I shook my head. “I don’t think so, Taylor, you know what I think? I think you’ve worked too hard. I think you’ve been thinking too much. In fact, you’ve thought so much, that you’ve finally gone over the edge. Do you have any idea what you sound like? I’ll tell you: paranoid. Humanity is a sentient creature and it’s out to kill you? Really? And why? Because you’ve discovered its existence? Have I got it right?”
“Yes, that’s about it. Except for the paranoid part.” Taylor looked wounded. “I thought maybe you would be open-minded enough to believe me, to see the truth.”
“I see the truth, all right. You’re crazy, Taylor. You’ve finally gone over the edge. I’m sorry for you, but I can’t say I’m surprised. You’ve always been a little out there.”
“I’m telling the truth.” He looked down at his gun and back up at me.
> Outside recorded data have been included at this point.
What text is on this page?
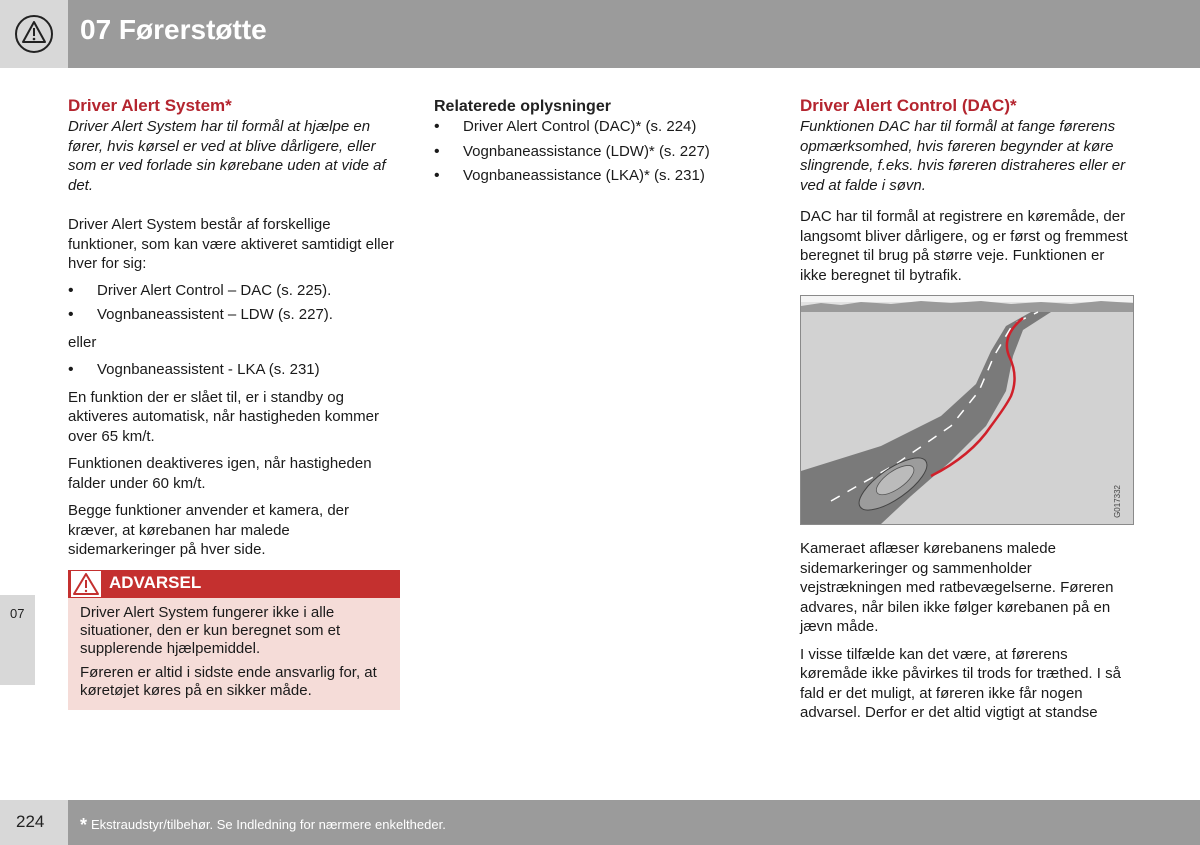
07 Førerstøtte
07
Driver Alert System*

Driver Alert System har til formål at hjælpe en fører, hvis kørsel er ved at blive dårligere, eller som er ved forlade sin kørebane uden at vide af det.

Driver Alert System består af forskellige funktioner, som kan være aktiveret samtidigt eller hver for sig:

• Driver Alert Control – DAC (s. 225).
• Vognbaneassistent – LDW (s. 227).

eller

• Vognbaneassistent - LKA (s. 231)

En funktion der er slået til, er i standby og aktiveres automatisk, når hastigheden kommer over 65 km/t.

Funktionen deaktiveres igen, når hastigheden falder under 60 km/t.

Begge funktioner anvender et kamera, der kræver, at kørebanen har malede sidemarkeringer på hver side.

ADVARSEL

Driver Alert System fungerer ikke i alle situationer, den er kun beregnet som et supplerende hjælpemiddel.

Føreren er altid i sidste ende ansvarlig for, at køretøjet køres på en sikker måde.

Relaterede oplysninger
• Driver Alert Control (DAC)* (s. 224)
• Vognbaneassistance (LDW)* (s. 227)
• Vognbaneassistance (LKA)* (s. 231)
Driver Alert Control (DAC)*

Funktionen DAC har til formål at fange førerens opmærksomhed, hvis føreren begynder at køre slingrende, f.eks. hvis føreren distraheres eller er ved at falde i søvn.

DAC har til formål at registrere en køremåde, der langsomt bliver dårligere, og er først og fremmest beregnet til brug på større veje. Funktionen er ikke beregnet til bytrafik.

G017332

Kameraet aflæser kørebanens malede sidemarkeringer og sammenholder vejstrækningen med ratbevægelserne. Føreren advares, når bilen ikke følger kørebanen på en jævn måde.

I visse tilfælde kan det være, at førerens køremåde ikke påvirkes til trods for træthed. I så fald er det muligt, at føreren ikke får nogen advarsel. Derfor er det altid vigtigt at standse

224 * Ekstraudstyr/tilbehør. Se Indledning for nærmere enkeltheder.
“Okay. Whatever you say. Fine. So what, you go ahead and tell me? What am I supposed to say? Thanks for letting me know?”
“I had to tell someone. I can’t fight it anymore.”
“Well, I’m sorry, Taylor. I can’t help you.” I stood up and spread my arms, trying to look non-threatening.
That’s when it happened: the impossible freak accident. I hadn’t tied my shoelace. I meant to, but somehow it just slipped my mind. I was angry. I tried to step backward. It all happened so quickly. I found myself stumbling.
Taylor just sat there, a resigned look on his face.
I crashed into him, knocking him over, banging his head against the floor, crushing his skull. The gun flew from his hand and fired into the wall. The bullet actually grazed my head.
I fell to the ground, ears ringing. Putting my fingers to my head, I felt liquid. Blood. I gazed at my red fingers in shock. I had nearly been killed.
I looked at Taylor. His unseeing eyes were open. He was dead.
I stared in disbelief.
It made me kill him. It tried to kill me. Taylor was right. God help me, Taylor was right all along.
I only vaguely heard the sirens, the door being knocked down, the footsteps rushing toward me.
Now, as I sit here in the electric chair about to be executed for murdering the brilliant scientist, Dr. Taylor Beaumont in his Hollywood Hills home, I have a triumphant grin on my face. The people around me think I’m a maniac. But they don’t know what I know. Not yet.
It got me, yes. But even now, my mass email is being read by hundreds, maybe thousands of people, including yourself. Each of you know the truth. And if you’re smart, you’ll tell your friends, and they’ll tell their friends. All I need is a hundred monkeys, and soon everyone’s mirror neurons will be resonating with the truth. And it will be very unhappy with everyone. I don’t know how it will react. It might go crazy. It might give up. It might just commit suicide. I don’t know.
“Take that!” I think, as the electricity pulses through my body.